The editorial describes the current investigation of the Mexican partners of Development and Peace, headed by two Canadian bishops, as “too little too late.”

“There’s something a bit fox-like about CCODP examining its own henhouse, since it’s accompanying the bishops on the investigatory trip.”
 
Schratz urges the bishops and CCODP to recognize that the airing of the scandal has done them a favor by giving them an opportunity to put the organization on the right footing.

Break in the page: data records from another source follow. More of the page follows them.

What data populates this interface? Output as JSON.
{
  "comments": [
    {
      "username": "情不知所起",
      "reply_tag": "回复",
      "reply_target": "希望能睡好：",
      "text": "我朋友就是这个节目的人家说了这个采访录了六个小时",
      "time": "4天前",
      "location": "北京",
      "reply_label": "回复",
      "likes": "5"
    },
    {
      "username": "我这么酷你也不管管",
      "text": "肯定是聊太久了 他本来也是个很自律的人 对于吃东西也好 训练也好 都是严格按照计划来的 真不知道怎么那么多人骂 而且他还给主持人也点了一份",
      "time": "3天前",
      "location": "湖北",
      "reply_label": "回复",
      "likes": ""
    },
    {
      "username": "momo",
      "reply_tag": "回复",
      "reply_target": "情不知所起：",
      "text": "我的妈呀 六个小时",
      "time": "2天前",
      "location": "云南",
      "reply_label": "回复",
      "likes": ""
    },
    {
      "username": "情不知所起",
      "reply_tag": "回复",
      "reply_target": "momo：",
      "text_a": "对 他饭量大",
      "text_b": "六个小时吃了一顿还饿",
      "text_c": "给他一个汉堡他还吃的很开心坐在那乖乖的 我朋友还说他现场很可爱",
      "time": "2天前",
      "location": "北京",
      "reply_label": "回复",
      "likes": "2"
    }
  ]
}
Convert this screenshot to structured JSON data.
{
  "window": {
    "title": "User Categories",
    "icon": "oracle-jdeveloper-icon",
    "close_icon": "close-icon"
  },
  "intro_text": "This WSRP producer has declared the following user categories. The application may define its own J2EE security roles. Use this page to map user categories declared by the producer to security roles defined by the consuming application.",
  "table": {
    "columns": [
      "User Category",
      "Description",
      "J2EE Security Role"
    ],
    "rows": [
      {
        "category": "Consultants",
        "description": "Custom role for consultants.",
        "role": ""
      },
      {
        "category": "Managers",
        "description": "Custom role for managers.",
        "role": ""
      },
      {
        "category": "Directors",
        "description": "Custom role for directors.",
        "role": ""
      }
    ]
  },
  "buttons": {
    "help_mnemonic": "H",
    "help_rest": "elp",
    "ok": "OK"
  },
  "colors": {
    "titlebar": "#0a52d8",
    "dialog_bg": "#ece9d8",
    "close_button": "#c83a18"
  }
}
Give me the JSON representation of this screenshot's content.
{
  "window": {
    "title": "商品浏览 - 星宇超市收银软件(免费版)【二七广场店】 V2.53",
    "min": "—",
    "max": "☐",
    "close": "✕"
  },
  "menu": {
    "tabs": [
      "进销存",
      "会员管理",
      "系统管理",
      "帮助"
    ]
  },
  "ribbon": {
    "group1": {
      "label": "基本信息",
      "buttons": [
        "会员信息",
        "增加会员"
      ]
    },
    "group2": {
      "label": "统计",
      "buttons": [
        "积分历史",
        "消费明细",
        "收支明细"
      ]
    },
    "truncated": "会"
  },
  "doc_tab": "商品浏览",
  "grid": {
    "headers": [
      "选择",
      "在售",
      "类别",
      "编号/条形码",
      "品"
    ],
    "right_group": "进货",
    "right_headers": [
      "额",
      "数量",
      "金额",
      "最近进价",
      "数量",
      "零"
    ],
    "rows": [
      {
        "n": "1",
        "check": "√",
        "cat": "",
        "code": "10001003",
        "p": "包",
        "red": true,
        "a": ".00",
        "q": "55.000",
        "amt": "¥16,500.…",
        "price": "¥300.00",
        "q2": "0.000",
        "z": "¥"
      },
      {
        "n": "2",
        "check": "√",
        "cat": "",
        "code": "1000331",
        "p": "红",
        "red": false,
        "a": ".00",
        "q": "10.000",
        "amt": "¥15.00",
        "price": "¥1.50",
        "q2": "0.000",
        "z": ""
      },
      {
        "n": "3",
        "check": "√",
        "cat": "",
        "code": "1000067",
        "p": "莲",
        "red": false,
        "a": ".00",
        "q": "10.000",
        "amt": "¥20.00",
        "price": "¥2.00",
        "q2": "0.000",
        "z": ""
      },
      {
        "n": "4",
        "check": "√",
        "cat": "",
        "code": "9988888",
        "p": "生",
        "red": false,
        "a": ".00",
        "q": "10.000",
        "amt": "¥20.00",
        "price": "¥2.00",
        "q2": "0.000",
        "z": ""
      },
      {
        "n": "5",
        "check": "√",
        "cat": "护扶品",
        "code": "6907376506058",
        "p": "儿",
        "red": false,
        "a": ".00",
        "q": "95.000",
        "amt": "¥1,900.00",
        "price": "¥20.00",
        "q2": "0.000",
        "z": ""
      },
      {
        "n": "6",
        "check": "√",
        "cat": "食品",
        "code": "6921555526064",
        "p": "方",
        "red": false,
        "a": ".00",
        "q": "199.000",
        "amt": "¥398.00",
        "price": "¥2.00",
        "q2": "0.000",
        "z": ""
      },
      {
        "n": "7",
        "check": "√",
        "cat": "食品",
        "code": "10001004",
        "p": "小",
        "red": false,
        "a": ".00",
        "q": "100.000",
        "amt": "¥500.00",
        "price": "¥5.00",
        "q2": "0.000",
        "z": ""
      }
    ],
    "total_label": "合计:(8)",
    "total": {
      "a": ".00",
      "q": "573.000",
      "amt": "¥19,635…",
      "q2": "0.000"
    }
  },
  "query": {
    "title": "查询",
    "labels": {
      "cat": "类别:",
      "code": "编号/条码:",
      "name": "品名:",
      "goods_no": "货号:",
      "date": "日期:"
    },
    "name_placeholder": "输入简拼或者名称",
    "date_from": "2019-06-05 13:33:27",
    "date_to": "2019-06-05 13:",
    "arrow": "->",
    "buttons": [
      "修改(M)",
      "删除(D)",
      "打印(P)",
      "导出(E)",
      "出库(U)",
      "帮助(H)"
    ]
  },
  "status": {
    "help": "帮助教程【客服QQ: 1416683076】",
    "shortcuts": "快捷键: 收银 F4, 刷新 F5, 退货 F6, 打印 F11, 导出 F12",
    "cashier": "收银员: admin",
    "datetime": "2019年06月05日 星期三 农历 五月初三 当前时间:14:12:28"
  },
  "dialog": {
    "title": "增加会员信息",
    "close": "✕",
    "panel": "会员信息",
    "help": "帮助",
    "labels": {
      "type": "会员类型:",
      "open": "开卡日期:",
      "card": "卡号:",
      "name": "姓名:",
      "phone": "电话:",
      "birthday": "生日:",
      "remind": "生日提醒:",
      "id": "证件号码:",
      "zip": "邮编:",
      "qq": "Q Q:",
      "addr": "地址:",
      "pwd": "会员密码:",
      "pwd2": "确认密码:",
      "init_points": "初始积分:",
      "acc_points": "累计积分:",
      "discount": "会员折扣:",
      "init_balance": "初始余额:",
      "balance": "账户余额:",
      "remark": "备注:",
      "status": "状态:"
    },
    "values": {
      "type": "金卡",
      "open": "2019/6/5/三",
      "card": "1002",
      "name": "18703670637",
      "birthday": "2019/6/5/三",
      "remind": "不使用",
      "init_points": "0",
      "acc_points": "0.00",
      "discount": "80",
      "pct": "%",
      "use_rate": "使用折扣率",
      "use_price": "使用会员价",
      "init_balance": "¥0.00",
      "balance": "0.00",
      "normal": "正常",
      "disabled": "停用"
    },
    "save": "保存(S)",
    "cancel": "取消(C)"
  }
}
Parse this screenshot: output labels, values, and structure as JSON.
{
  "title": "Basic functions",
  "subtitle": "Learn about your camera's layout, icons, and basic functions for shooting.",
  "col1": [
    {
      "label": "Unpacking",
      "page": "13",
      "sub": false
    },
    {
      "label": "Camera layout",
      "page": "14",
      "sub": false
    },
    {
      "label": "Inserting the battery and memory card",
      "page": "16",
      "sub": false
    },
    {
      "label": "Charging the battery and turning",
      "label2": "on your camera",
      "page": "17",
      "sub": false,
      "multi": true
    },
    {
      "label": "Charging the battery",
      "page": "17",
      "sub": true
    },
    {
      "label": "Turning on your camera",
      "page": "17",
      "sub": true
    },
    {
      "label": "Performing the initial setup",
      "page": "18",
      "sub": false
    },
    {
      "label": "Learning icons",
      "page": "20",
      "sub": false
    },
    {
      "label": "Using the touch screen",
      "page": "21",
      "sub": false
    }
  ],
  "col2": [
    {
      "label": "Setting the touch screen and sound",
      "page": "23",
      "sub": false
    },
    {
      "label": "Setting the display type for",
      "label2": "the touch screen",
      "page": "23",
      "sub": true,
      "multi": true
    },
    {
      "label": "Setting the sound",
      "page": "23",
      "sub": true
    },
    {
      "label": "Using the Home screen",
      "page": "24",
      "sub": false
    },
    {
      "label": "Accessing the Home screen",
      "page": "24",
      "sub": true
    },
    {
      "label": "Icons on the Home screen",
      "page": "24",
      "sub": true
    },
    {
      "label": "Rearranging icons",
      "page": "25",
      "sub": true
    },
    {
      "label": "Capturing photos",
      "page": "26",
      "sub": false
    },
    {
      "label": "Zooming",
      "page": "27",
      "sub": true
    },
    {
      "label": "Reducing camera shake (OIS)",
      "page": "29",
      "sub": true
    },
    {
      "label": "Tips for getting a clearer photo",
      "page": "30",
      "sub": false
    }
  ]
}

Schratz points out that last year it was revealed that the official U.S. bishops development arm, Catholic Relief Services (CRS), had distributed a booklet that included information about how to use condoms. In response CRS publicly acknowledged that a mistake had been made, and “CRS board chairman Archbishop Timothy M. Dolan, installed as archbishop of New York last week, said the theologian who exposed the fact that CRS programs included the financing of condoms did the organization a favour.”

Schratz concludes: “It would be helpful if they [the bishops and CCODP] can work together to arrive at a similar outcome so a veil of uncertainty no longer hangs over CCODP. 

“In fact it could be a blessing for the agency, which can emerge from this with a reputation for life, something even it admits hasn’t been an explicit part of its mandate up to now.”